We roll into Wendover (one of the strangest places to drive into at night from the desert) and have a nice chat with the Motel 6 desk clerk about credit cards. Followed up by a 2am text message from said desk clerk with a link to his preferred card. Helpful and also what I imagine to be bullet point one in the “Do Not Do” section of the Motel 6 customer-relations training manual.
The next day we meet up with Trey, another Icarus racer, and basically kind of dick around Wendover for the morning. Breakfast, gambling, attempted motor repair (on his, not mine) and wait for Kester and Dean to roll in.
The Wendover airport is a WWII-era Army Air Base, where the movies Independence Day and ConAir were filmed. It was also the home of the Enola Gay.
Little bit about me: my mother’s family is originally from Hiroshima, Japan. My grandpa went to Japan in the ’60s for a Boy Scout Jamboree and tried to find his relatives, but couldn’t find them.
Little bit about the Enola Gay: It is the aircraft that dropped an atomic bomb on Hiroshima, Japan.
Americans celebrate the awful necessity of this action. Japanese Americans are slightly more conflicted. Seeing all this military celebration was impressive and awful. It rattled me a little.
But we’re not here to talk about racial politics, we’re here to fly some butt fans. So we drive out to the Salt Flats to scout it out for tonight’s flying. It’s beautiful and foreboding. It’s also wet from recent rains, making portions of it, as one fan said, “slicker than greased eel shit.” We find a dry place that should be good to launch from and set up there.
There are no winds, which puts me in a bit of a bind. I’m anxious about my shit landings at these elevations, so I don’t want to fly the Spyder that’s been lent to me because it’s faster than my Kona. BUT the Kona is heavier and tougher to launch in no-wind. The Kona will be prettier above the white salt than the white Spyder though, so that tips it over into the pro column.
On my first attempt, the wing doesn’t quite come up like I want it to, so I kill the motor and prepare to sta–faspapsfdipaoiofdpoia SHIT. My foot finds the one bit of wet salt mud and catches, bringing me and my 60 pounds of motor down on my ankle.
It hurts. But not terribly, and after a minute I feel good enough to stand and give it another go. The wing overflies me this time and with all the rattling that’s been going through me today, I call it for the day.
We set up camp in the middle of the flats and get a fire going to cook some steak and brats from Canyon’s camper stash. (Canyon was originally supposed to be driving the support vehicle with Kester but entered the race last minute – and kicked serious ass until weather parked him in the Utah mountains.)

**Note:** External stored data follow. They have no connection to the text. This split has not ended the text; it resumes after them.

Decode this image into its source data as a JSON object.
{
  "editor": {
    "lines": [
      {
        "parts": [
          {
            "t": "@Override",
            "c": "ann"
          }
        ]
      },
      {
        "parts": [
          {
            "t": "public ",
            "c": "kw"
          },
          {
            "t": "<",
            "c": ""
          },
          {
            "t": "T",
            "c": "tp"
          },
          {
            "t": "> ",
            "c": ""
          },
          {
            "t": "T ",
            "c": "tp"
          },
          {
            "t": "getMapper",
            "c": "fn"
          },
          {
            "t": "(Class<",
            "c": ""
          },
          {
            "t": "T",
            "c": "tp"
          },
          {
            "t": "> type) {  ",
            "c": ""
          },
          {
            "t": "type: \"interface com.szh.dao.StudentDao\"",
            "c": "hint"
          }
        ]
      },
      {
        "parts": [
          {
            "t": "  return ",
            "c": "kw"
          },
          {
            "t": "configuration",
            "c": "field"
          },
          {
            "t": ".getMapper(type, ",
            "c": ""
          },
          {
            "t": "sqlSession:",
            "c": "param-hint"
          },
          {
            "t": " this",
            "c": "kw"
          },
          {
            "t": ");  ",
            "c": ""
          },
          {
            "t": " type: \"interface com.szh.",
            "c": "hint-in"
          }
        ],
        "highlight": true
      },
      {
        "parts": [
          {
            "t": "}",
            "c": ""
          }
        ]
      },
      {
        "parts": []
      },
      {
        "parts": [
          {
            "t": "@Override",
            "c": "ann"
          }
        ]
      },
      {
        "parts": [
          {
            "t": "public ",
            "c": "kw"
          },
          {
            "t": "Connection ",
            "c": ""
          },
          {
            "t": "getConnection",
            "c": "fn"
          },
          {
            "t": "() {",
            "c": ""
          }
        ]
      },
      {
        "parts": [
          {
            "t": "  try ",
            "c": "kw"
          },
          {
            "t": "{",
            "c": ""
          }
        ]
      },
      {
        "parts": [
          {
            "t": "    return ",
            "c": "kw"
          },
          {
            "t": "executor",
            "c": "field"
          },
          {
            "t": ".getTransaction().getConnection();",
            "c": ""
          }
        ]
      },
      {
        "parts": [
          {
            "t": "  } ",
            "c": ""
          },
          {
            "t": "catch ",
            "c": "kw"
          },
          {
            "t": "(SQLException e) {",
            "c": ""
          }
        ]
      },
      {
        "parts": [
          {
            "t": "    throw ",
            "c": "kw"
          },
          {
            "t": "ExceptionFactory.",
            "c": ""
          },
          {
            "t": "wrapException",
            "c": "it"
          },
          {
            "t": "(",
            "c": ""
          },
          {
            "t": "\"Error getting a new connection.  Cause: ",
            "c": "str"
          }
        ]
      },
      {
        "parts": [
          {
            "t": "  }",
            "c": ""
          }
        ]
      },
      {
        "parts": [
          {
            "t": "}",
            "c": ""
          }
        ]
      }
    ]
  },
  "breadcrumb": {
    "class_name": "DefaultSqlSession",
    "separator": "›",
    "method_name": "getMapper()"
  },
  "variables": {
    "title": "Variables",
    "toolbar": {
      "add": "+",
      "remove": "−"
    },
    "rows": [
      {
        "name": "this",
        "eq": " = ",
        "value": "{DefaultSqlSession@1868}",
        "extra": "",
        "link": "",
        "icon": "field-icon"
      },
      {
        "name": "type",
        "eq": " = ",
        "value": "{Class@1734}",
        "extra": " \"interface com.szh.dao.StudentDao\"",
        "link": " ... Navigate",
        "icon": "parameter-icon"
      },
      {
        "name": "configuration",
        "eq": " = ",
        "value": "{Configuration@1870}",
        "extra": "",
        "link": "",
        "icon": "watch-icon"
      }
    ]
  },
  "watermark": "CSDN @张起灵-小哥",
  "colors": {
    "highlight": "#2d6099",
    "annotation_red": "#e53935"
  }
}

Now that night was truly magical. Twinkling lights from the highway in one direction, mountains in another, glimmering salt in the other. Campfire, whiskey from a flask, steak grilled in a cast iron skillet over open coals. Heaven.
We woke up to rain and I decided the Salt Flats were destined to be my white whale. I really should actually read that book before I start making poetic references to it. I also woke up to a throbbing ankle that couldn’t support weight, which is not ideal for a sport that requires running to start and running to end the activity.
We retreat to Kolla’s house in Draper for a couple hours in an epsom salt bath, an ankle brace from the weirdest sporting goods store, and most importantly, laundry.
With the ankle feeling less terrible by every minute in ironic salt, I formulate a plan to pick up my route from an ultralight airport just over the mountain. Even if weather wasn’t good, I figured there would be a nice community to chat with and get some local intel.
Sweet summer child, that was a cute idea.